If this is the future of GPS, we’re all for it.

Yeah, we can get to our destination via the quickest route. Or by the route that covers the least
amount of ground. But what about the scenic route? Yep, it’s sometimes good to slow down and look
around the world. Take some nature in. Be one with the earth.

So a lab in Barcelona is developing a scientific method to determine the most beautiful walking route
in a city.

They’re using millions of geotagged pictures from the photo sharing site Flickr to map out London and
Boston. They’re using 3.7 million photos for London and 1.7 million for Boston. After dividing each
city into 200x200 meter cells, they assign a beauty score based on the sentiment expressed by the
Flickr tags. The cells with the best score are added to your route.

Imagine your next Garmin nuvi giving you the most beautiful route home from work each day, or telling
you where you can find gorgeous greenery on your daily walk. That’s not a bad world to live in.

This is actually what was done by three researchers as explained in a scientific paper they published
earlier this month: “The Shortest Path to Happiness: Recommending Beautiful, Quiet, and Happy Routes in
the City.“

Daniele Quercia and Luca Maria Aiello from Yahoo Lab in Barcelona associated with Rossano Schifanella
from the University of Torino have developed a way to scientifically determine the most beautiful
walking route from A to B in a given city.

To do that they have analyzed geotagged Flickr pictures metadata: 3.7 million for London and 1.3
million for Boston, the two cities where they trialled this routing approach.

They divided the cities in small cells of 200x200 meters and created for each cell a “beauty score“
based on the sentiment expressed by the tags associated with Flickr pictures. Then they automatically
created the shortest routes from A to B using the cells that had the best beauty score and which added
only a few walking minutes to the shortest route.
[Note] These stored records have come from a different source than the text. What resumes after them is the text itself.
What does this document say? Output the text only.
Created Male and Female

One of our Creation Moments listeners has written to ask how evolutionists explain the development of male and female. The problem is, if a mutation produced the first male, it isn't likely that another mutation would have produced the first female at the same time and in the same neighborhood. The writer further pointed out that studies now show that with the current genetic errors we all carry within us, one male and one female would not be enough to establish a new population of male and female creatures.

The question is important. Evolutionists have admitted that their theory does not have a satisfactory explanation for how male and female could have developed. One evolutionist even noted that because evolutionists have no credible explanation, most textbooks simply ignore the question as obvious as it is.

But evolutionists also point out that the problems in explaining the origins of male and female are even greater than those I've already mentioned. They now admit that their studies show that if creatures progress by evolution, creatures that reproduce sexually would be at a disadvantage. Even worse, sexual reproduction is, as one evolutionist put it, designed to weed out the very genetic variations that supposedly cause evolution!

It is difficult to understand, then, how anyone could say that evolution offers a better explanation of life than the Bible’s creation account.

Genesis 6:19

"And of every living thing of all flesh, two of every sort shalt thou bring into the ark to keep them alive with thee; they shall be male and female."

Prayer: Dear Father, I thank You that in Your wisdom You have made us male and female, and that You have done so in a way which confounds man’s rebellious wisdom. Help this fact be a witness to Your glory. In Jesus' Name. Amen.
The researchers validated their approach by getting the shortest and the most beautiful route tested by
30 people in London and 54 in Boston which confirmed the value of their Flickr data analysis.

This scientific paper could open some interesting developments for GPS navigation, be it walking or
driving. The exponential growth of geotagged data (pictures or others) associated with all kind of
metadata clearly offers opportunities to make that possible. Should digital map makers add a beauty
score to their list of road attribute? Clearly they should!